Теперь, когда по вечерам никого из посторонних не было, Сажин спускался пить чай к Василисе Ивановне и любил с ней болтать о разных разностях.
— Кто вам больше нравится: Щипцов или Белошеев? — спрашивал он, чтобы пошутить…
— Оба лучше… — сердилась Василиса Ивановна. — Нигилисты какие-то!..
— Однако какие страшные слова вы знаете, Василиса Ивановна.
Чтобы не остаться в долгу, старушка очень ловко заводила разговор о женитьбе, что всегда сердило Сажина.

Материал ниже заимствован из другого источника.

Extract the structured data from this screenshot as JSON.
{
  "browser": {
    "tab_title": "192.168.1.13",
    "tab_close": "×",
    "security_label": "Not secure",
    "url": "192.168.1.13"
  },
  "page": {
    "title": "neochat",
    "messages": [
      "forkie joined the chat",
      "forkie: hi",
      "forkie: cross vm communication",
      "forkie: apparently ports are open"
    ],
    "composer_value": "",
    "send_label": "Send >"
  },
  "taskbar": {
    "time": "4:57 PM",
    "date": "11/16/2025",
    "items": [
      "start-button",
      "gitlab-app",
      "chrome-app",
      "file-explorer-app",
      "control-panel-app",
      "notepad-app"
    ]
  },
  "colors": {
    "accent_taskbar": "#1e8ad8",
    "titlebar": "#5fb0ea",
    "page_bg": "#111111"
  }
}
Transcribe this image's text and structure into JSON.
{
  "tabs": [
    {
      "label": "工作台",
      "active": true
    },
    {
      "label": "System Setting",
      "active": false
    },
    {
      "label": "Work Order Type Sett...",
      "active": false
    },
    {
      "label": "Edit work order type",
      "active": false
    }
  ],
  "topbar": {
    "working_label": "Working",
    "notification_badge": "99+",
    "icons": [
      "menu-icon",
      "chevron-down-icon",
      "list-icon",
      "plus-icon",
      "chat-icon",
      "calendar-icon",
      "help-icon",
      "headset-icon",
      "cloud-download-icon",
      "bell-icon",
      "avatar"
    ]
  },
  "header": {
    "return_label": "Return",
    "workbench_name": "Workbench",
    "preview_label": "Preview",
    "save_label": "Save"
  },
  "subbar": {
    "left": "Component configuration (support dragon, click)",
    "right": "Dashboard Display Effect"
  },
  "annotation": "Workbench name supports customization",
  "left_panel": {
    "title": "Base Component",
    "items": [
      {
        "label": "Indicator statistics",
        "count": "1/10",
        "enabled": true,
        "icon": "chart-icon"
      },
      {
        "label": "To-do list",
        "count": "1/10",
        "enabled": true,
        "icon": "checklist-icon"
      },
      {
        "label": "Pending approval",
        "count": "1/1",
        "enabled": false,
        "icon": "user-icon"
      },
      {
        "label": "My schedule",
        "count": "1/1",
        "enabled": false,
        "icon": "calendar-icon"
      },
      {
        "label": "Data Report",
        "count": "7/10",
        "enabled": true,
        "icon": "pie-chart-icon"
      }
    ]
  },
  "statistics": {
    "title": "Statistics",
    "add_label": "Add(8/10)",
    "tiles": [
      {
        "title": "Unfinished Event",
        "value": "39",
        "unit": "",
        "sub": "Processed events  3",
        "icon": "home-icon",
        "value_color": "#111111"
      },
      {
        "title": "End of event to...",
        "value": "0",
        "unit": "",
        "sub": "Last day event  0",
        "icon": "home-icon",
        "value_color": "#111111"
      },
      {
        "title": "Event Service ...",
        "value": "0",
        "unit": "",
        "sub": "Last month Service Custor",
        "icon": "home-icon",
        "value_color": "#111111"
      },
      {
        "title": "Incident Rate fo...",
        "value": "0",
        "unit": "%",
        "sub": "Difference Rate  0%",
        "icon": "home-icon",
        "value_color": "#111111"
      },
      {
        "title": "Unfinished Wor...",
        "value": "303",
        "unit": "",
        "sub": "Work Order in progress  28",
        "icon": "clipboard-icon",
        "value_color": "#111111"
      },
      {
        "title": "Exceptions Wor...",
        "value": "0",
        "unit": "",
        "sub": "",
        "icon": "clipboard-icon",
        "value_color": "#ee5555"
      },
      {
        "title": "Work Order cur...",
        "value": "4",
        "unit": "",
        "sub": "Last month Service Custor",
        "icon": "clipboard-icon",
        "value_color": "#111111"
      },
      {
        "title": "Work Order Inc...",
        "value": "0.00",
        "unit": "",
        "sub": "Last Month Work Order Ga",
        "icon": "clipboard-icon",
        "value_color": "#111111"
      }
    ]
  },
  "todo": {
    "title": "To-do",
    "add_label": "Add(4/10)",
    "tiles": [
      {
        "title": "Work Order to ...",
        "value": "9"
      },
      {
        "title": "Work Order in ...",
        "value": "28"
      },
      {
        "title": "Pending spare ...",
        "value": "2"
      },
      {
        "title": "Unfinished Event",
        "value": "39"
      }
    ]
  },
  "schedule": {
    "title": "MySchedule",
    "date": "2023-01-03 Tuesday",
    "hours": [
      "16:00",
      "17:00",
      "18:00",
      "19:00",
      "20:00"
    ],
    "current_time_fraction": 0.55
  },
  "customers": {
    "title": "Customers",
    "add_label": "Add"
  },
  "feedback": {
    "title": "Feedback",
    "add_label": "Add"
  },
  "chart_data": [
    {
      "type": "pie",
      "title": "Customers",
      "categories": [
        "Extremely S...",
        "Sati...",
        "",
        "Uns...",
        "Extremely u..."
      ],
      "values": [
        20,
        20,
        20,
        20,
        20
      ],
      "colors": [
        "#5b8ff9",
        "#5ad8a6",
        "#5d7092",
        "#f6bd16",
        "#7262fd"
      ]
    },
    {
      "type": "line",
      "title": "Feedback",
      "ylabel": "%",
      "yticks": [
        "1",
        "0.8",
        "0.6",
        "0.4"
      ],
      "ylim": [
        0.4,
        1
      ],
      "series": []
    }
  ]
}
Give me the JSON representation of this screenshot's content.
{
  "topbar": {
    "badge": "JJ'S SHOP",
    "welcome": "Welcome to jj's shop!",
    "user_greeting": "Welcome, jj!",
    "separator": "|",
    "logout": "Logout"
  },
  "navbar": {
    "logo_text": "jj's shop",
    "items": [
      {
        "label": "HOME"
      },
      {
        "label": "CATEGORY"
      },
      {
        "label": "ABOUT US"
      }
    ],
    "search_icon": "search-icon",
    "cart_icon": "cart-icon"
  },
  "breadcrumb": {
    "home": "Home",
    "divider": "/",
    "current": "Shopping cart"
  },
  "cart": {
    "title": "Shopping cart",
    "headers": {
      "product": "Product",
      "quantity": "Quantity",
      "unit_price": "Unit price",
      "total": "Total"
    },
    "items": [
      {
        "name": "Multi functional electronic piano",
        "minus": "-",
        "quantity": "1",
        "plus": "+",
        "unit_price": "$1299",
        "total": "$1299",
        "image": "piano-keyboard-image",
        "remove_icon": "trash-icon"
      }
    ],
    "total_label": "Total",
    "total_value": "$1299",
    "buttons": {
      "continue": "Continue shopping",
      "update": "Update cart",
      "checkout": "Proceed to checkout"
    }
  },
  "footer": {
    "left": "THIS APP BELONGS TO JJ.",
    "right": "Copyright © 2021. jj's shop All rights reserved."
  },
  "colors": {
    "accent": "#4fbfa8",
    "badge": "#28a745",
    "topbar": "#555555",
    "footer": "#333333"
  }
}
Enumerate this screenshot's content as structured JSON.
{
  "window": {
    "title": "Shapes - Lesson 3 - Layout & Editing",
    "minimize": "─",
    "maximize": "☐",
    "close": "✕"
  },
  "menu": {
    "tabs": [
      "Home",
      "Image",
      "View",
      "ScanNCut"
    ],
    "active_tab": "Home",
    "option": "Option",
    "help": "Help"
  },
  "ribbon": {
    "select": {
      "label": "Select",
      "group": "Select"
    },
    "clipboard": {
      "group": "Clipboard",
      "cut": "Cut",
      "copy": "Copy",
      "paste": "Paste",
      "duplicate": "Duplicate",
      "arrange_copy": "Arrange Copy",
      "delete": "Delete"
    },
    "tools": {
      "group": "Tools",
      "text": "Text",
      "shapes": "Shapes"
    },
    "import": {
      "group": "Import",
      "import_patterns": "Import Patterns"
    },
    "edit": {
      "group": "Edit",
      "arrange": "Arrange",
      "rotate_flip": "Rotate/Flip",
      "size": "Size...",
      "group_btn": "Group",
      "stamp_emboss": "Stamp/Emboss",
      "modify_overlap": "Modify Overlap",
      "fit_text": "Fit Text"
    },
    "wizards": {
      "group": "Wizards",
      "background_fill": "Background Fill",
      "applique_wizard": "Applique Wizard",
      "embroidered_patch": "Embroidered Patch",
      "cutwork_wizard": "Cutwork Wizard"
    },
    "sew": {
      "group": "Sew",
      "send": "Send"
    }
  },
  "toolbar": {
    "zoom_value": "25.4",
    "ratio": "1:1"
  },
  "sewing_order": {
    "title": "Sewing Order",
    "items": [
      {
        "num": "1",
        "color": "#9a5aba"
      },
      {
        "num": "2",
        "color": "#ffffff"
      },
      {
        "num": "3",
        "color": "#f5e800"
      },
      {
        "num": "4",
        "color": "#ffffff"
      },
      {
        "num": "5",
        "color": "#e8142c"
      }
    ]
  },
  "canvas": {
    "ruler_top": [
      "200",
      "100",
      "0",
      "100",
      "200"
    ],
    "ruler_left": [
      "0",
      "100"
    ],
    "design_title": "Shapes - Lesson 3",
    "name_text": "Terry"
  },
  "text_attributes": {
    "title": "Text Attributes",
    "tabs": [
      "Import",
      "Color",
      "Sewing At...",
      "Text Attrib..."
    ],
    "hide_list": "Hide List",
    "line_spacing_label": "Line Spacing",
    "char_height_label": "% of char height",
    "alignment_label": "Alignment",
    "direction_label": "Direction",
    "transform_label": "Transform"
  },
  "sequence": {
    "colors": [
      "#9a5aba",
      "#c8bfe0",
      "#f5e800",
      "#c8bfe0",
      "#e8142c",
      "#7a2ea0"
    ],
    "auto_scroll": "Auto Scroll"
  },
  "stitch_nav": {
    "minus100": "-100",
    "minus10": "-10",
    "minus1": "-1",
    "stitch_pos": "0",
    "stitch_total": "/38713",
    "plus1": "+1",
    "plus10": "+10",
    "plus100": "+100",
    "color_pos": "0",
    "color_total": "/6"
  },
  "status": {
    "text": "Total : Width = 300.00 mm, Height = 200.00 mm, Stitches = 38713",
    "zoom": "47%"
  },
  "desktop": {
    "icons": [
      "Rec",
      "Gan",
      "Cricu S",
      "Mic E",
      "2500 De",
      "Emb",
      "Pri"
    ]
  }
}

— Я не понимаю, Василиса Ивановна, что вам-то за охота женить меня? — удивлялся он. — Если женюсь, так, пожалуй, жена-то и выживет вас же из дому…
— А я и уйду… Много ли мне нужно?..
— Так о чем же вы беспокоитесь?
— Об вас беспокоюсь, потому что это не порядок… Живой о живом и думает, и какая польза от старых-то холостяков: живут только добрым людям на-смех.
Заветной мечтой старушки было женить Павла Васильевича на Аннушке Злобиной, хотя она этого прямо и не высказывала. В ней говорила теперь та неудовлетворенная жажда жизни, которая стремится дожить неиспытанные радости в других. Доказательством особенной чистоты побуждений Василисы Ивановны служило то, что Марфа Петровна относилась к ней очень нехорошо, как к «наложнице» старика Сажина, и не упускала удобного случая очень ядовито пройтись на ее счет. Когда вскрыли завещание после Василия Анфимыча, Марфа Петровна первая не только оправдала его подачку экономке, но обрадовалась этому совершенно искренно, как законному возмездию блуднице.